Na conferência de imprensa os ânimos mantiveram-se. Leonardo esteve cabisbaixo durante toda a entrevista, tendo apenas referido que “sentiu desde o princípio do encontro que não teria qualquer hipótese tendo em conta o ténis que estava a jogar”. A maior parte das perguntas foram dirigidas a Machado, que sublinhou o potencial do adversário, “sempre fustigado por lesões que o impedem de jogar com a consistência necessária e desejada”. Quando questionado sobre a diferença de ritmo apresentada pelos dois, referiu “chego a este nacional com muitos jogos nas pernas, provavelmente demasiados para esta fase da temporada, e que isso obviamente se traduz em court”. O Luso Ténis teve a oportunidade de fazer duas perguntas, uma delas relativas à raça apresentada em court. Mesmo num jogo em que a sua vantagem nunca esteve em risco, o jogador mostrou sempre elevados níveis de auto-motivação e de força, o que nos levou a questionar se essa não seria uma das suas principais armas e causas para este sucesso. Machado respondeu “no dia em que não mostrar garra e vontade de vencer é porque deixei de gostar de jogar ténis”. Esclarecedor, no mínimo. A nossa segunda pergunta surgiu na sequência da anterior e teve a ver com a motivação obtida com o resultado do US Open (onde atingiu a 2ª ronda do quadro principal, vindo da fase de qualificação e perdendo apenas em 5 sets diante de Fernando Verdasco, nº 13 mundial na altura), se o facto de ter estado tão bem num grande palco não funcionava como um grande estímulo para continuar a trabalhar, de modo a subir no ranking e assim poder participar com maior regularidade nesse tipo de torneios. O português deu uma resposta bem interessante e curiosa “de facto após esse resultado tive que fazer um trabalho mental específico uma vez que é fácil um resultado desses facilmente afectar a nossa cabeça…tinha programado competir na semana seguinte mas acabei por parar para pôr a cabeça em ordem”. Pessoalmente, gostei do que ouvi porque demonstra claramente que o trabalho de equipa por detrás de Rui Machado não pára e efectivamente essa gestão de calendário e das próprias emoções do jogador pareceu-me inteligente e essencial.

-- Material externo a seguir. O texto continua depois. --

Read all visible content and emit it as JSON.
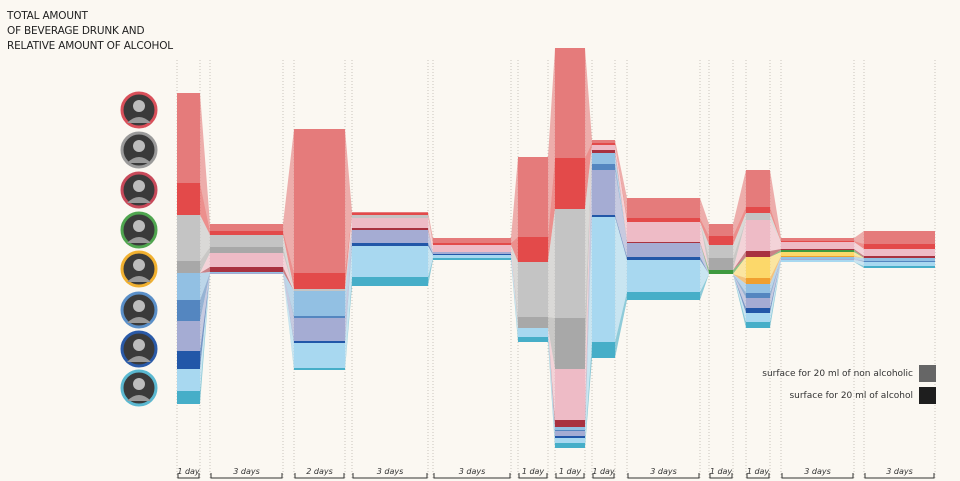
{
  "chart_data": {
    "type": "area",
    "title": [
      "TOTAL AMOUNT",
      "OF BEVERAGE DRUNK AND",
      "RELATIVE AMOUNT OF ALCOHOL"
    ],
    "periods": [
      "1 day",
      "3 days",
      "2 days",
      "3 days",
      "3 days",
      "1 day",
      "1 day",
      "1 day",
      "3 days",
      "1 day",
      "1 day",
      "3 days",
      "3 days"
    ],
    "people": [
      {
        "ring": "#d9505a",
        "non": "#e57b7b",
        "alc": "#e34a4a"
      },
      {
        "ring": "#9a9a9a",
        "non": "#c4c4c4",
        "alc": "#a8a8a8"
      },
      {
        "ring": "#c84a5a",
        "non": "#eebbc6",
        "alc": "#a83240"
      },
      {
        "ring": "#4fa54f",
        "non": "#8fcf8f",
        "alc": "#3f9a3f"
      },
      {
        "ring": "#f0b030",
        "non": "#fcd86a",
        "alc": "#f0a030"
      },
      {
        "ring": "#5a8fc8",
        "non": "#92c0e3",
        "alc": "#5486c0"
      },
      {
        "ring": "#2a5aa8",
        "non": "#a5acd3",
        "alc": "#2257a8"
      },
      {
        "ring": "#5ab8d0",
        "non": "#a8d8f0",
        "alc": "#46aec8"
      }
    ],
    "values_note_units": "surface (20 ml per unit square)",
    "amounts": [
      [
        [
          90,
          32
        ],
        [
          46,
          12
        ],
        [
          0,
          0
        ],
        [
          0,
          0
        ],
        [
          0,
          0
        ],
        [
          27,
          21
        ],
        [
          30,
          18
        ],
        [
          22,
          13
        ]
      ],
      [
        [
          7,
          4
        ],
        [
          12,
          6
        ],
        [
          14,
          5
        ],
        [
          0,
          0
        ],
        [
          0,
          0
        ],
        [
          1,
          0
        ],
        [
          1,
          0
        ],
        [
          0,
          0
        ]
      ],
      [
        [
          144,
          16
        ],
        [
          2,
          0
        ],
        [
          0,
          0
        ],
        [
          0,
          0
        ],
        [
          0,
          0
        ],
        [
          25,
          2
        ],
        [
          23,
          2
        ],
        [
          25,
          2
        ]
      ],
      [
        [
          1,
          2
        ],
        [
          3,
          0
        ],
        [
          10,
          2
        ],
        [
          0,
          0
        ],
        [
          0,
          0
        ],
        [
          0,
          0
        ],
        [
          13,
          3
        ],
        [
          31,
          9
        ]
      ],
      [
        [
          5,
          2
        ],
        [
          0,
          0
        ],
        [
          7,
          0
        ],
        [
          0,
          0
        ],
        [
          0,
          0
        ],
        [
          0,
          0
        ],
        [
          2,
          1
        ],
        [
          3,
          2
        ]
      ],
      [
        [
          80,
          25
        ],
        [
          55,
          11
        ],
        [
          0,
          0
        ],
        [
          0,
          0
        ],
        [
          0,
          0
        ],
        [
          0,
          0
        ],
        [
          0,
          0
        ],
        [
          9,
          5
        ]
      ],
      [
        [
          110,
          51
        ],
        [
          109,
          51
        ],
        [
          51,
          7
        ],
        [
          0,
          0
        ],
        [
          0,
          0
        ],
        [
          3,
          1
        ],
        [
          5,
          2
        ],
        [
          5,
          5
        ]
      ],
      [
        [
          3,
          2
        ],
        [
          0,
          0
        ],
        [
          5,
          3
        ],
        [
          0,
          0
        ],
        [
          0,
          0
        ],
        [
          11,
          6
        ],
        [
          45,
          2
        ],
        [
          125,
          16
        ]
      ],
      [
        [
          20,
          4
        ],
        [
          0,
          0
        ],
        [
          20,
          1
        ],
        [
          0,
          0
        ],
        [
          0,
          0
        ],
        [
          0,
          0
        ],
        [
          14,
          3
        ],
        [
          32,
          8
        ]
      ],
      [
        [
          12,
          9
        ],
        [
          13,
          12
        ],
        [
          0,
          0
        ],
        [
          0,
          4
        ],
        [
          0,
          0
        ],
        [
          0,
          0
        ],
        [
          0,
          0
        ],
        [
          0,
          0
        ]
      ],
      [
        [
          37,
          6
        ],
        [
          7,
          0
        ],
        [
          31,
          6
        ],
        [
          0,
          0
        ],
        [
          21,
          6
        ],
        [
          9,
          5
        ],
        [
          10,
          5
        ],
        [
          9,
          6
        ]
      ],
      [
        [
          3,
          1
        ],
        [
          0,
          0
        ],
        [
          7,
          1
        ],
        [
          0,
          2
        ],
        [
          4,
          1
        ],
        [
          2,
          0
        ],
        [
          1,
          0
        ],
        [
          2,
          0
        ]
      ],
      [
        [
          13,
          5
        ],
        [
          0,
          0
        ],
        [
          7,
          2
        ],
        [
          0,
          0
        ],
        [
          0,
          0
        ],
        [
          3,
          1
        ],
        [
          0,
          0
        ],
        [
          4,
          2
        ]
      ]
    ],
    "legend": {
      "non_alcoholic": "surface for 20 ml of non alcoholic",
      "alcohol": "surface for 20 ml of alcohol",
      "non_color": "#666666",
      "alc_color": "#1e1e1e"
    }
  }
}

Estes dois jogadores que neste court foram rivais vão ter agora de unir esforços e juntamente com Gastão Elias e João Sousa bater-se com a selecção ucraniana em solo “inimigo” para defender as cores nacionais. Sem Frederico Gil não será uma tarefa nada fácil mas o nosso leque de jogadores, com as prováveis titularidades de Machado e Elias, tem um nível suficiente para discutir a eliminatória com a selecção adversária.